Looking west, over Mountain Center and Highway 74, Wednesday morning, Feb. 6, one sees that the very cold weather allowed Tuesday’s snowfall to accumulate at very low elevations. Photo by Vic Sirkin

In the past week, 6 to 8 inches of snow and rain have fallen in town, much of the snow accumulating. More snow fell on the communities to the north. And the bitter cold weather helped snow fall in Garner Valley, the eastern edge of Anza Valley and as low as about 3,000 feet.

As of Monday morning, the U.S. Forest Service’s Keenwild Ranger Station recorded about 1.75 inches since midnight Monday, Feb. 4. Most of that rain fell before the weekend, which was colder and brought more snow. From Friday through Sunday, .4 inches were recorded at Keenwild.

More rain is expected to begin Wednesday and continue through Thursday when another atmospheric river passes over Southern California. 

From Oct. 1 through Jan. 31, Keenwild recorded 10.5 inches of rain. The long-term historic average for that period is 11.8 inches. 

Wednesday morning, Feb 6, North Circle Drive was plowed and cleared for driving only hours after the large snowfall Tuesday.
Photo by JP Crumrine

Historically, February brings about another 4.5 inches of rain. Since Feb. 1, 5.25 inches have fallen at Keenwild and the total since Oct. 1 has been 15.75.
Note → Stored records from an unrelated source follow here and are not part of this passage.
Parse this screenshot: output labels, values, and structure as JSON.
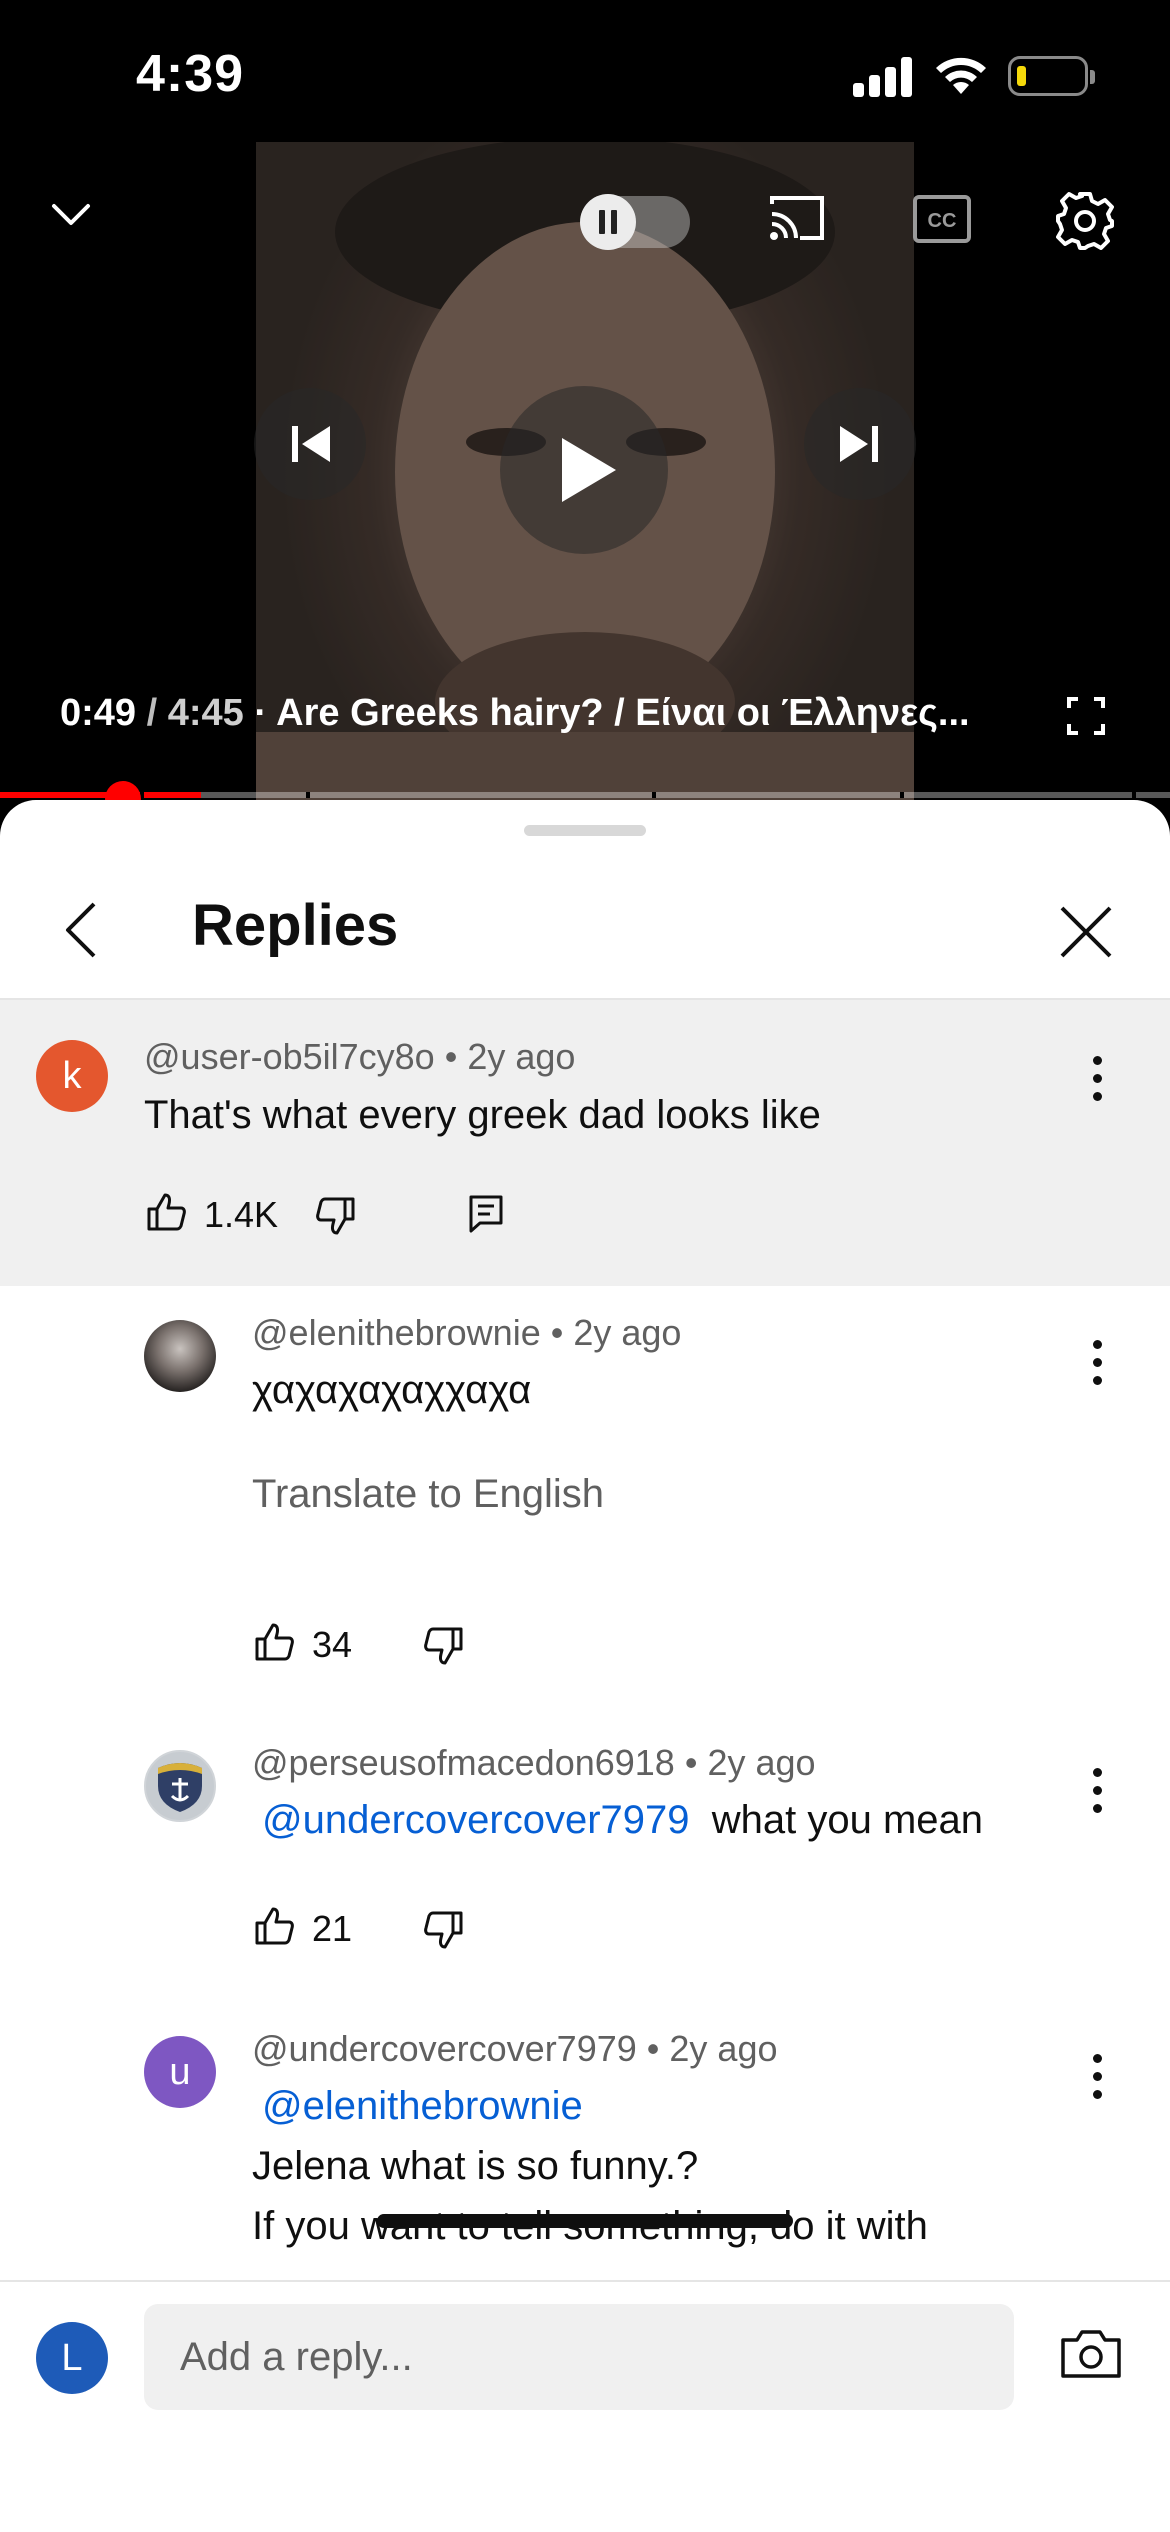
{
  "status_bar": {
    "time": "4:39"
  },
  "player": {
    "current_time": "0:49",
    "separator": "/",
    "duration": "4:45",
    "title": "· Are Greeks hairy? / Είναι οι Έλληνες...",
    "progress_fraction": 0.172,
    "autoplay": "paused",
    "icons": [
      "chevron-down-icon",
      "autoplay-toggle-icon",
      "cast-icon",
      "captions-icon",
      "settings-icon",
      "previous-icon",
      "play-icon",
      "next-icon",
      "fullscreen-icon"
    ],
    "accent_color": "#ff0000"
  },
  "sheet": {
    "title": "Replies",
    "icons": [
      "back-arrow-icon",
      "close-icon"
    ]
  },
  "parent_comment": {
    "avatar_letter": "k",
    "avatar_color": "#e4572e",
    "author": "@user-ob5il7cy8o",
    "age": "• 2y ago",
    "text": "That's what every greek dad looks like",
    "likes": "1.4K"
  },
  "replies": [
    {
      "author": "@elenithebrownie",
      "age": "• 2y ago",
      "text": "χαχαχαχαχχαχα",
      "translate": "Translate to English",
      "likes": "34"
    },
    {
      "author": "@perseusofmacedon6918",
      "age": "• 2y ago",
      "mention": "@undercovercover7979",
      "text": "what you mean",
      "likes": "21"
    },
    {
      "avatar_letter": "u",
      "avatar_color": "#7e57c2",
      "author": "@undercovercover7979",
      "age": "• 2y ago",
      "mention": "@elenithebrownie",
      "line1": "Jelena what is so funny.?",
      "line2": "If you want to tell something, do it with"
    }
  ],
  "reply_bar": {
    "avatar_letter": "L",
    "avatar_color": "#1e5bb8",
    "placeholder": "Add a reply...",
    "icons": [
      "camera-icon"
    ]
  }
}
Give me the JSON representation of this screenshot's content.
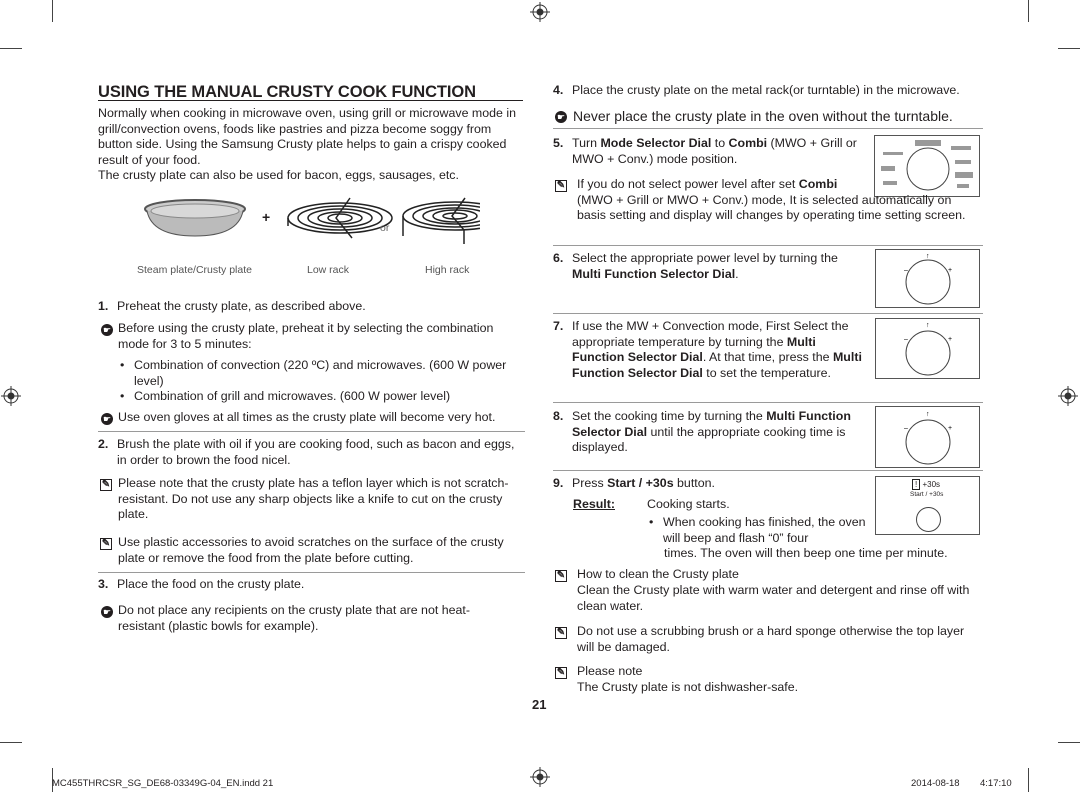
{
  "title": "USING THE MANUAL CRUSTY COOK FUNCTION",
  "intro": [
    "Normally when cooking in microwave oven, using grill or microwave mode in grill/convection ovens, foods like pastries and pizza become soggy from button side. Using the Samsung Crusty plate helps to gain a crispy cooked result of your food.",
    "The crusty plate can also be used for bacon, eggs, sausages, etc."
  ],
  "illustration": {
    "plus": "+",
    "or": "or",
    "captions": [
      "Steam plate/Crusty plate",
      "Low rack",
      "High rack"
    ]
  },
  "left": {
    "s1": {
      "num": "1.",
      "text": "Preheat the crusty plate, as described above."
    },
    "h1": "Before using the crusty plate, preheat it by selecting the combination mode for 3 to 5 minutes:",
    "b1": "Combination of convection (220 ºC) and microwaves. (600 W power level)",
    "b2": "Combination of grill and microwaves. (600 W power level)",
    "h2": "Use oven gloves at all times as the crusty plate will become very hot.",
    "s2": {
      "num": "2.",
      "text": "Brush the plate with oil if you are cooking food, such as bacon and eggs, in order to brown the food nicel."
    },
    "n1": "Please note that the crusty plate has a teflon layer which is not scratch-resistant. Do not use any sharp objects like a knife to cut on the crusty plate.",
    "n2": "Use plastic accessories to avoid scratches on the surface of the crusty plate or remove the food from the plate before cutting.",
    "s3": {
      "num": "3.",
      "text": "Place the food on the crusty plate."
    },
    "h3": "Do not place any recipients on the crusty plate that are not heat-resistant (plastic bowls for example)."
  },
  "right": {
    "s4": {
      "num": "4.",
      "text": "Place the crusty plate on the metal rack(or turntable) in the microwave."
    },
    "h4": "Never place the crusty plate in the oven without the turntable.",
    "s5": {
      "num": "5.",
      "a": "Turn ",
      "b": "Mode Selector Dial",
      "c": " to ",
      "d": "Combi",
      "e": " (MWO + Grill or MWO + Conv.) mode position."
    },
    "n5": {
      "a": "If you do not select power level after set ",
      "b": "Combi",
      "c": " (MWO + Grill or MWO + Conv.) mode, It is selected automatically on basis setting and display will changes by operating time setting screen."
    },
    "s6": {
      "num": "6.",
      "a": "Select the appropriate power level by turning the ",
      "b": "Multi Function Selector Dial",
      "c": "."
    },
    "s7": {
      "num": "7.",
      "a": "If use the MW + Convection mode, First Select the appropriate temperature by turning the ",
      "b": "Multi Function Selector Dial",
      "c": ". At that time, press the ",
      "d": "Multi Function Selector Dial",
      "e": " to set the temperature."
    },
    "s8": {
      "num": "8.",
      "a": "Set the cooking time by turning the ",
      "b": "Multi Function Selector Dial",
      "c": " until the appropriate cooking time is displayed."
    },
    "s9": {
      "num": "9.",
      "a": "Press ",
      "b": "Start / +30s",
      "c": " button."
    },
    "result": {
      "label": "Result:",
      "text": "Cooking starts.",
      "bullet": "When cooking has finished, the oven will beep and flash “0” four",
      "cont": "times. The oven will then beep one time per minute."
    },
    "n6": {
      "head": "How to clean the Crusty plate",
      "text": "Clean the Crusty plate with warm water and detergent and rinse off with clean water."
    },
    "n7": "Do not use a scrubbing brush or a hard sponge otherwise the top layer will be damaged.",
    "n8": {
      "head": "Please note",
      "text": "The Crusty plate is not dishwasher-safe."
    },
    "start_button": {
      "label1": "+30s",
      "label2": "Start / +30s"
    }
  },
  "page_number": "21",
  "footer": {
    "file": "MC455THRCSR_SG_DE68-03349G-04_EN.indd   21",
    "date": "2014-08-18",
    "time": "4:17:10"
  }
}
While the National Weather Service is forecasting drier weather in the next several weeks and month, temperatures are expected to remain well below normal for late winter.

In the short-term, drought conditions are likely to be lifted, but they may return during the summer.

Students and teachers got to stay home last Wednesday, Feb. 6, due to an overnight snowstorm and icy roads. Not everyone got the day off, however. Maintenance workers were at the school clearing walkways for the pupils’ impending return.
Photo by Halie Wilson

Cal Fire’s Predictive Services unit has advised local firefighters, “Widespread heavy rainfall during the past 30 days continues to drive rapid growth of fine fuels at lower elevations. … This will go a long way to maintaining robust growth of seasonal grasses as well as brush and shrubs below 3,000 feet … which may pose a problem once these fuels begin to cure toward May. Therefore, there may be a spike in grass fire activity compared to most years since 2011.”